#GLS15 Session 6: Sallie Krawcheck

Thanks to Owen Smiley for providing these notes while I went back to work.  

Leadership and Ethics on Wall Street

  • The retirement savings crisis is so hairy, such a downer, that we’re not even talking about it anymore. $14T missing dollars, assuming Social Security and Medicare are solvent (they’re not).
  • What if you knew there were huge strides that could grow the economy in the US by 9%?
  • We need to shift our lens. We need to look at a different lens and recognize that the retirement savings crisis is a woman’s crisis. Women retire with 2/3 the money and live 6-8 years longer.

  • There is real power in the intersection of women and money. This could increase our savings gap by a third.
  • Let’s tilt the lens a bit more, because the power of diversity also gets activated in the process.

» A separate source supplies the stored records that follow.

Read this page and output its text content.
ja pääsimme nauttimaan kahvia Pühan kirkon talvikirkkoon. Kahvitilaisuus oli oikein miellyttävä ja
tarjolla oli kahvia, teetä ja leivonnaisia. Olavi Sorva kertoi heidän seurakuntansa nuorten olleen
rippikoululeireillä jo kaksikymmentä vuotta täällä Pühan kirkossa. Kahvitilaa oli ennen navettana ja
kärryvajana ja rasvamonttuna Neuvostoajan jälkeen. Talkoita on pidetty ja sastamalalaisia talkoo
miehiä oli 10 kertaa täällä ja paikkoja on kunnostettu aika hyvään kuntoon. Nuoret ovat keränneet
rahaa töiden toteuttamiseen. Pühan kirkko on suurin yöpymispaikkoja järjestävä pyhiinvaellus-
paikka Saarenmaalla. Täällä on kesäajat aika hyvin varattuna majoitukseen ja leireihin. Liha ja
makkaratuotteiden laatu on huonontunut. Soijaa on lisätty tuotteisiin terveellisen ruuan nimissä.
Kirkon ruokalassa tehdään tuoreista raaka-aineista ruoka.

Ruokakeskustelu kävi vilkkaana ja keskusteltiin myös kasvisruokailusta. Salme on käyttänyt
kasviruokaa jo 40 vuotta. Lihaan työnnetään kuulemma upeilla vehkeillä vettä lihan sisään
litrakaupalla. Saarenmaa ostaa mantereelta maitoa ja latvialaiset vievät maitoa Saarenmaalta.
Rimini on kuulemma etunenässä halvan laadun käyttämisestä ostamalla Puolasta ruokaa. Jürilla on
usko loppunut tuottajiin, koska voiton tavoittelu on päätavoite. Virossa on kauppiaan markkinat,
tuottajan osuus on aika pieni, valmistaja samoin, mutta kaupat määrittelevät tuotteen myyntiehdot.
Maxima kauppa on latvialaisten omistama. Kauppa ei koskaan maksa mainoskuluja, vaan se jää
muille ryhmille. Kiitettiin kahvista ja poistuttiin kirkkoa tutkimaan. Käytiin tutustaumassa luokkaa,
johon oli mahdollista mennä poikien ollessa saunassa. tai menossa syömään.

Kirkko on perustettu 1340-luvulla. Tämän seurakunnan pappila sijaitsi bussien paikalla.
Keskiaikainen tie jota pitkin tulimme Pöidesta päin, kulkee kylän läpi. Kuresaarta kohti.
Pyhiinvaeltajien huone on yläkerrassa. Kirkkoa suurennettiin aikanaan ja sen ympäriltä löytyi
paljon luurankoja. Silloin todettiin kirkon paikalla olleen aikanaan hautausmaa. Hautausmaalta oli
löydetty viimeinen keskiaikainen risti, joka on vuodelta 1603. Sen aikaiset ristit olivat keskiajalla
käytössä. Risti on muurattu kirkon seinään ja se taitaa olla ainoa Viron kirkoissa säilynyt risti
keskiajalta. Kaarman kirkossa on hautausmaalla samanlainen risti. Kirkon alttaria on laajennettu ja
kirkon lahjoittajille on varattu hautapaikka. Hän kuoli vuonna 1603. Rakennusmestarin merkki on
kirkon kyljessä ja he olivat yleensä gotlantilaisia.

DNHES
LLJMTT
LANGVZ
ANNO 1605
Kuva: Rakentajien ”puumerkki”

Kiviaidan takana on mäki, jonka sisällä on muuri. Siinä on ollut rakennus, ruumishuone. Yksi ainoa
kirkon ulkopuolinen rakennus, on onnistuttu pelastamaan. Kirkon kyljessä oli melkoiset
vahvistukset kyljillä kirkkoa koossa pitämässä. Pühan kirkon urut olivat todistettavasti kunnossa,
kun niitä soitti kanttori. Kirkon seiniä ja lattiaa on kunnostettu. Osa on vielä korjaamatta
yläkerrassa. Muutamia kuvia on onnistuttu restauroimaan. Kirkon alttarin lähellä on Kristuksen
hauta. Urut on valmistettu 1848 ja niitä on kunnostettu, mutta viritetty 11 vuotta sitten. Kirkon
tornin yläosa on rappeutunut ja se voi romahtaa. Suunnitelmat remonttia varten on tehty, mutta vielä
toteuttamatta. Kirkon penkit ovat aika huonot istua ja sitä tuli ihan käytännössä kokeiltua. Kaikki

Diverse teams outperform smarter and more capable teams, in general. Adding more smarts or superstar power doesn’t add much, but adding a different perspective adds a lot.
  • Why talk about this? I worked Wall Street for twenty years and ran parts of Merrill Lynch after the sub-prime crisis.
  • First job on wall street was not great sounding. In 1994, she wrote her first report saying sub-prime would crash and she was told not to publish. She published it anyway, because she was brand-new and had been hired to do the best job for her clients, even if it meant telling them something they want to hear.
  • Women take jobs primarily for meaning and purpose, research shows.
  • 14 years later. They slammed into the 2007 sub-prime downturn. Suffice it to say they sold what they thought were low risk, and those products were lost almost completely. Her determination was that they hadn’t been evil, just dumb. She thought they should share some of the losses with the clients. Brand-new CEO says no. Board voted to partially reimburse clients, and she was fired. She did it again at Merrill Lynch.
  • Was she right or wrong? She thought she was right. She thought it was ethical. But what she was really thinking in the moment was the clients and how they were suffering for her company’s mistake. Research tells her that this kind of relationship focus was very female. She’s the only big person on Wall Street who returned money. Her voice was different, and that kind of difference can drive different results.
  • Diverse teams are not efficient; they take longer. But they make more effective decisions. So why aren’t we making more progress here? Diversity is hard and we have inherent biases.

3 thoughts to drive diversity:

  1. Recognize the differences – they are strengths. There is false comfort in agreement.
  2. To improve diversity we need to start asking not, “Who’s the best person for the job?” because the best person generally looks like us, but, “Do we have the strongest team in place?” Have we balanced the historian with the dreamer, the optimist with the pessimist, etc.?
  3. Value your people. Women and millennials in particular see through the insincerity.